Un sans abri dort dans une rue de Bilbao (Photo : Rafa Rivas) |
[30/12/2011 08:46:52] MADRID (AFP) Caché entre deux camions, Santos Perez ramasse dans un froid hivernal des fruits tombés par terre. Comme lui, ils sont de plus en plus nombreux à venir récupérer de quoi se nourrir au grand marché central de Madrid, pour survivre dans une Espagne qui s’appauvrit.
“Ca vaut la peine de chercher ici, on en a besoin”, explique ce Dominicain de 37 ans, venu à l’aube pour avoir le meilleur choix possible.
Comme quasi 1,5 million de familles dans un pays frappé par un taux de chômage record, Santos Perez et son épouse survivent sans emploi.
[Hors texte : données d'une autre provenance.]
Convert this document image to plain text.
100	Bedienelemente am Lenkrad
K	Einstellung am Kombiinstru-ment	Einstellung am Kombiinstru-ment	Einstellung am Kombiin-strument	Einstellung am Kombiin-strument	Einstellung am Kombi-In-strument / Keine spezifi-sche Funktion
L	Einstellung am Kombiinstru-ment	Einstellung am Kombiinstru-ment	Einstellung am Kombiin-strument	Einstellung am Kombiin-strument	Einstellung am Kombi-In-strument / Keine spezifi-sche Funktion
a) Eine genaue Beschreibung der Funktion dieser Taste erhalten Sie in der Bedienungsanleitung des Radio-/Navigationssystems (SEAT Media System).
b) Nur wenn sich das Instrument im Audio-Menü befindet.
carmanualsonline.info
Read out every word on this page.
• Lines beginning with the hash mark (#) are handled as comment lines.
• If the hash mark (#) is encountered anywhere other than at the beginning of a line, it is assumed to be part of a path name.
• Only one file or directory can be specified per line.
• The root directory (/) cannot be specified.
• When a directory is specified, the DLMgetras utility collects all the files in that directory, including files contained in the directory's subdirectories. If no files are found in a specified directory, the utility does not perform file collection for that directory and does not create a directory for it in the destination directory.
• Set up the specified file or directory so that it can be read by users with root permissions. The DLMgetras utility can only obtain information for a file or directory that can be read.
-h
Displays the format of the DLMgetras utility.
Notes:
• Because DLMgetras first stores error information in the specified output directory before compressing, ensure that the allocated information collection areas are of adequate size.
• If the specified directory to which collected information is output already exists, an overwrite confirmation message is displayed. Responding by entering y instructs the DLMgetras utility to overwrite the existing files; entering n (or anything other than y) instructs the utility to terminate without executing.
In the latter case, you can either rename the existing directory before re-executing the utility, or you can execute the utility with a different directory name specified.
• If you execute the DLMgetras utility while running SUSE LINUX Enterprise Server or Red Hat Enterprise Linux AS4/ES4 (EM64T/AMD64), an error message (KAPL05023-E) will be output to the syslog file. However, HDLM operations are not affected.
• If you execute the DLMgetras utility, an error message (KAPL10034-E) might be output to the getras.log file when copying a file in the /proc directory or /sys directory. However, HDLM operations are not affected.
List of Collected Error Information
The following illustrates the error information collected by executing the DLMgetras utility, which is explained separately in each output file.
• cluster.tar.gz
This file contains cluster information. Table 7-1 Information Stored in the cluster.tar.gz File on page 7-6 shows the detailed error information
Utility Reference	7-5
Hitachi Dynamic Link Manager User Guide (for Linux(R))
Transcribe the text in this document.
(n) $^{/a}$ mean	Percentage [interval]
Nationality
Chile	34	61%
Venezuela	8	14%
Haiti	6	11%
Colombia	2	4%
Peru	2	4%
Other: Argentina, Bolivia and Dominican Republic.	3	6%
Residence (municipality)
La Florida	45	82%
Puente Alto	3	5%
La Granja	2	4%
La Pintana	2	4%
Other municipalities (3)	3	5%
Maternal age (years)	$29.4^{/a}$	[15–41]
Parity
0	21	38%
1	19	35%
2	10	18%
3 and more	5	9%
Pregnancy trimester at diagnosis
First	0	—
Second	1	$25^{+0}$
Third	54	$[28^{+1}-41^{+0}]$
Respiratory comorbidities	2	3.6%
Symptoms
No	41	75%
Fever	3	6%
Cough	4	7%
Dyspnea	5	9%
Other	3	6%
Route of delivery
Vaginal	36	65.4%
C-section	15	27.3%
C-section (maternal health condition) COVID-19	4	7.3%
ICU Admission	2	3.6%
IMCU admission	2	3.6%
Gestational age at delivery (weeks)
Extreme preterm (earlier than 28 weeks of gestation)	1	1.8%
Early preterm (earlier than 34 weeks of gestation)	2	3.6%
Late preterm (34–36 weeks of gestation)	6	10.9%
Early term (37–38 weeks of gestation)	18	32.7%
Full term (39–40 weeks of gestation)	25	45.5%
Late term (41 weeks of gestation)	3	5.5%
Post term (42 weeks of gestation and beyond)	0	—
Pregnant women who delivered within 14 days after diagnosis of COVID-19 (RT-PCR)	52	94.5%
Maçon, ce dernier a été licencié après l’explosion de la bulle immobilière en 2008, qui a précipité la crise économique en Espagne.
Souriant malgré tout, il ne perd pas espoir de voir le nouveau gouvernement conservateur de Mariano Rajoy tenir sa promesse de relancer l’économie. “Il a dit qu’on allait avoir du travail. On va voir. J’espère que la situation va changer”, souffle-t-il.
Comme lui, d’autres personnes récupèrent ce qu’elles peuvent, dans un ballet incessant et assourdissant de camions alimentant cet immense marché.
“Dans la famille, nous sommes nombreux: entre mes tantes, mes cousins, leurs enfants, nous sommes plus de 20”, raconte Veronica Luna, une Bolivienne de 25 ans tout en remplissant, avec l’aide de sa mère, une caisse de pommes un peu gâtées.
“Nous ne les avons pas achetées, un monsieur qui déchargeait un camion nous a dit de prendre ce qu’on voulait”. Une aide bienvenue, car “à la maison, seules les femmes travaillent”, témoigne-t-elle.
D’autres ont moins de chance. Aux côtés de deux Africaines qui s’approchent d’un conteneur de fruits et de légumes desséchés, Rodrigue, un Camerounais de 20 ans traîne une vingtaine de cageots vides.
“Les commerçants ne nous donnent pas grand-chose, cinq centimes par cageot récupéré”, se lamente-t-il.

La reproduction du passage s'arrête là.